Giving Compass’ Take:
• Pew Research Center surveyed respondents across 27 countries and found that many believe that democratic systems are working poorly, and 51 percent of participants polled are dissatisfied with democracy in their country.
• How can donors utilize this information to enhance or improve civil society initiatives or help support democracy in other countries?
Anger at political elites, economic dissatisfaction and anxiety about rapid social changes have fueled political upheaval in regions around the world in recent years. Anti-establishment leaders, parties and movements have emerged on both the right and left of the political spectrum, in some cases challenging fundamental norms and institutions of liberal democracy. Organizations from Freedom House to the Economist Intelligence Unit to V-Dem have documented global declines in the health of democracy.
As previous Pew Research Center surveys have illustrated, ideas at the core of liberal democracy remain popular among global publics, but commitment to democracy can nonetheless be weak. Multiple factors contribute to this lack of commitment, including perceptions about how well democracy is functioning. And as findings from a new Pew Research Center survey show, views about the performance of democratic systems are decidedly negative in many nations.
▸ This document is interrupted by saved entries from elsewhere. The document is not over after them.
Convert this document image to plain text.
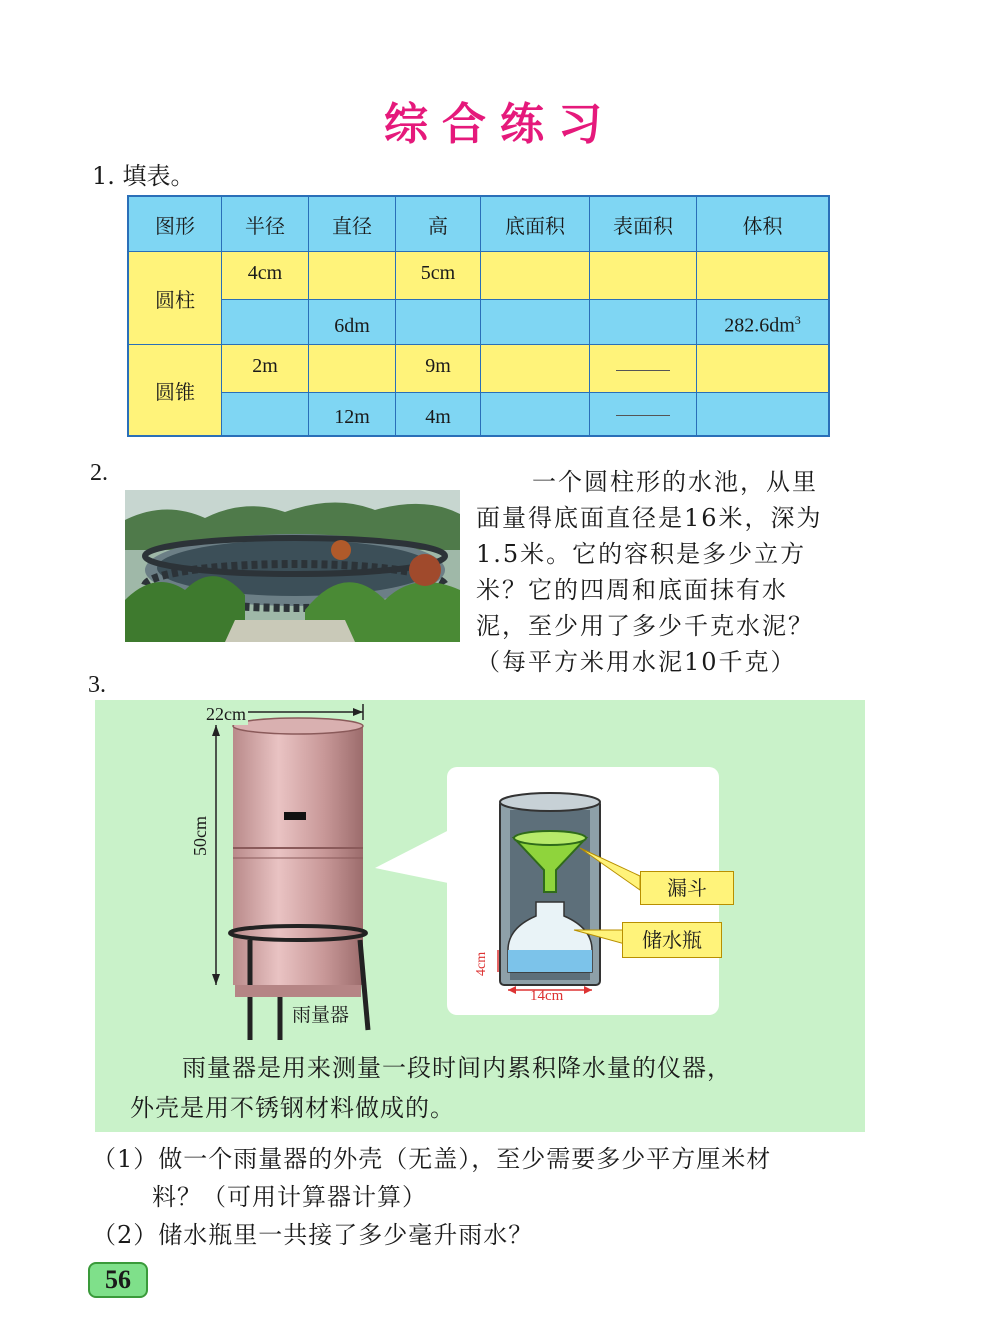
综合练习
1. 填表。
图形	半径	直径	高	底面积	表面积	体积
圆柱	4cm		5cm			
		6dm				$282.6dm^3$
圆锥	2m		9m			
		12m	4m			
2.	一个圆柱形的水池，从里
面量得底面直径是16米，深为
1.5米。它的容积是多少立方
米？它的四周和底面抹有水
泥，至少用了多少千克水泥？
（每平方米用水泥10千克）
3.
22cm
50cm
雨量器
漏斗
储水瓶
4cm
14cm
雨量器是用来测量一段时间内累积降水量的仪器，
外壳是用不锈钢材料做成的。
（1）做一个雨量器的外壳（无盖），至少需要多少平方厘米材
料？（可用计算器计算）
（2）储水瓶里一共接了多少毫升雨水？
56
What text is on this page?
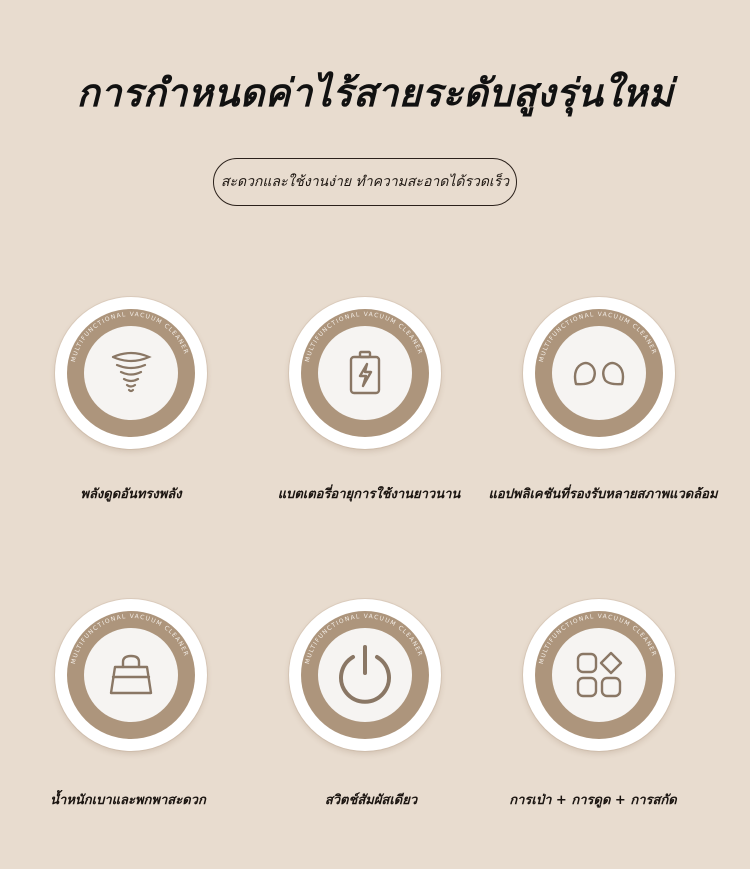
การกำหนดค่าไร้สายระดับสูงรุ่นใหม่
สะดวกและใช้งานง่าย ทำความสะอาดได้รวดเร็ว
MULTIFUNCTIONAL VACUUM CLEANER
พลังดูดอันทรงพลัง
MULTIFUNCTIONAL VACUUM CLEANER
แบตเตอรี่อายุการใช้งานยาวนาน
MULTIFUNCTIONAL VACUUM CLEANER
แอปพลิเคชันที่รองรับหลายสภาพแวดล้อม
MULTIFUNCTIONAL VACUUM CLEANER
น้ำหนักเบาและพกพาสะดวก
MULTIFUNCTIONAL VACUUM CLEANER
สวิตช์สัมผัสเดียว
MULTIFUNCTIONAL VACUUM CLEANER
การเป่า + การดูด + การสกัด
Across 27 countries polled, a median of 51% are dissatisfied with how democracy is working in their country; just 45% are satisfied.
To better understand the discontent many feel with democracy, we asked people in the 27 nations studied about a variety of economic, political, social and security issues. The results highlight some key areas of public frustration: Most believe elections bring little change, that politicians are corrupt and out of touch and that courts do not treat people fairly. On the other hand, people are more positive about how well their countries protect free expression, provide economic opportunity and ensure public safety.
We also asked respondents about other topics, such as the state of the economy, immigration and attitudes toward major political parties. And in Europe, we included additional questions about immigrants and refugees, as well as opinions about the European Union.